Developer plans an approximately 120-room hotel on Schermerhorn

Optera Capital's Glenn Alba, AWH Partners' Russ Flicker and a rendering of 88 Schermerhorn Street
Optera Capital's Glenn Alba, AWH Partners' Russ Flicker and a rendering of 88 Schermerhorn Street

Brooklyn’s getting a new Hilton, just a block from another one.

The new hotel at 88 Schermerhorn Street will operate as a Motto by Hilton, a micro-hotel brand Hilton launched about a year ago, its developers confirmed. It’s a stone’s throw from Flank’s Hilton Brooklyn at 140 Schermerhorn Street.

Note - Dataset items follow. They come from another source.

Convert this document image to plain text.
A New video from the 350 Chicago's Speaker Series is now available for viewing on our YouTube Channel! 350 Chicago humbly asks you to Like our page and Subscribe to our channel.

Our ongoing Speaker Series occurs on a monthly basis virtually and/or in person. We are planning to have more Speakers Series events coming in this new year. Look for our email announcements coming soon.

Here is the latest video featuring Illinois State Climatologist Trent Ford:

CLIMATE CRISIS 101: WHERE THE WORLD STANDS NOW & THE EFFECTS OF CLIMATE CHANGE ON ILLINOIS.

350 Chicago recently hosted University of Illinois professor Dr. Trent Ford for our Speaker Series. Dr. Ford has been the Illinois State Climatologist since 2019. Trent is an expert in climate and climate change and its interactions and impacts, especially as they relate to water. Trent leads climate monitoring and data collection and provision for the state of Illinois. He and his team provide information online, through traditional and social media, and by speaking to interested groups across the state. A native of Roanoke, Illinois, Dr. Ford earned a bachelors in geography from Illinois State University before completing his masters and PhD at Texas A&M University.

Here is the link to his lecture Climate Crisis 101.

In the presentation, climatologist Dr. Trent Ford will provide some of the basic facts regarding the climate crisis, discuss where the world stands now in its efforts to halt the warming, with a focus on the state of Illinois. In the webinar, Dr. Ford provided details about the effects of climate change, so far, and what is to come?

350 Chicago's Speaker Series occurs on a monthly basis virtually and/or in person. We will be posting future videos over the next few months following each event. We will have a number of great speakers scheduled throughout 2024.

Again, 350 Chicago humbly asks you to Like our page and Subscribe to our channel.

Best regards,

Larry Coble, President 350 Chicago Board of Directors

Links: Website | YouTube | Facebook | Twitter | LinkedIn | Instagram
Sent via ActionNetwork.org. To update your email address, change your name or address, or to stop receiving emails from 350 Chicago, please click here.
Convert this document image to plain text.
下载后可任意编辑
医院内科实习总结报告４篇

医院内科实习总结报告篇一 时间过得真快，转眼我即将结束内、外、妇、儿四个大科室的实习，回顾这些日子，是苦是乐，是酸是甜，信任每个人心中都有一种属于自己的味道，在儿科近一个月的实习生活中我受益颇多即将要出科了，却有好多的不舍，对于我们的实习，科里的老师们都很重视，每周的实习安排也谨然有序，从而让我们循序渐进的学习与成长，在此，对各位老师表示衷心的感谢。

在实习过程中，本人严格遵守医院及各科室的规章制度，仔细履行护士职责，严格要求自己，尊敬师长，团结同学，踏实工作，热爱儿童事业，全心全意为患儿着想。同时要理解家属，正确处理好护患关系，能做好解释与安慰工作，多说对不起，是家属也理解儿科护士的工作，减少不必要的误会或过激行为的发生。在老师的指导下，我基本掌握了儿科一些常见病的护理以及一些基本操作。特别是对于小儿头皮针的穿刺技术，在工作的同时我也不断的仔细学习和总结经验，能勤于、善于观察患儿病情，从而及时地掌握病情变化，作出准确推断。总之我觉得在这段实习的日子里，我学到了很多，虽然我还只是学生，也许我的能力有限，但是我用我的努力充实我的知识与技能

The new Motto hotel is owned by AWH Partners and partner Opterra Capital, a company founded two years ago by former Blackstone Group managing director Glenn Alba. AWH principals and co-founders Russell Flicker and Jonathan Rosenfeld also worked at Blackstone. Flicker called Alba a close friend.

Together, they acquired the vacant multifamily building at 88 Schermerhorn Street in July from Louis Greco’s Second Development Services for $13.6 million. SDS had purchased it in 2013 for $11 million and had intended to put up condos.

Plans for the new hotel have not been filed, but Flicker said it would be approximately 120 rooms and 25 stories.

Sign Up for the undefined Newsletter

Flicker said AWH is talking with lenders to begin construction and said the project was a long-term hold for the company, which has a 28-hotel portfolio nationwide.

“We think it’s very rare to find a market with the kind of RevPAR Downtown Brooklyn has,” he said, referring to revenue per available room. He also pointed to a “dearth” of hotel construction in the borough.

Revenue per available room in Brooklyn has risen 1.3 percent year-to-date to about $160, while Manhattan’s has fallen 4 percent and Queens’ has grown 2.2 percent, according to STR. Brooklyn has 78 hotels, Manhattan’ has 451 and Queens has 135.

AWH has hired Danny Forster & Architecture to design the hotel and is considering building it using modular construction. Forster’s firm is working on an AC Marriott in Manhattan that’s slated to become the world’s tallest modular hotel, a title held by CitizenM’s Bowery hotel.

Flicker said his group is “very seriously considering modular” for the project.

The construction method is historically tied to low-rise, wood-framed projects, but New York City hotel developers such as Richard Born and CitizenM’s partner Brack Capital Real Estate have been trying it out in recent years with mixed results.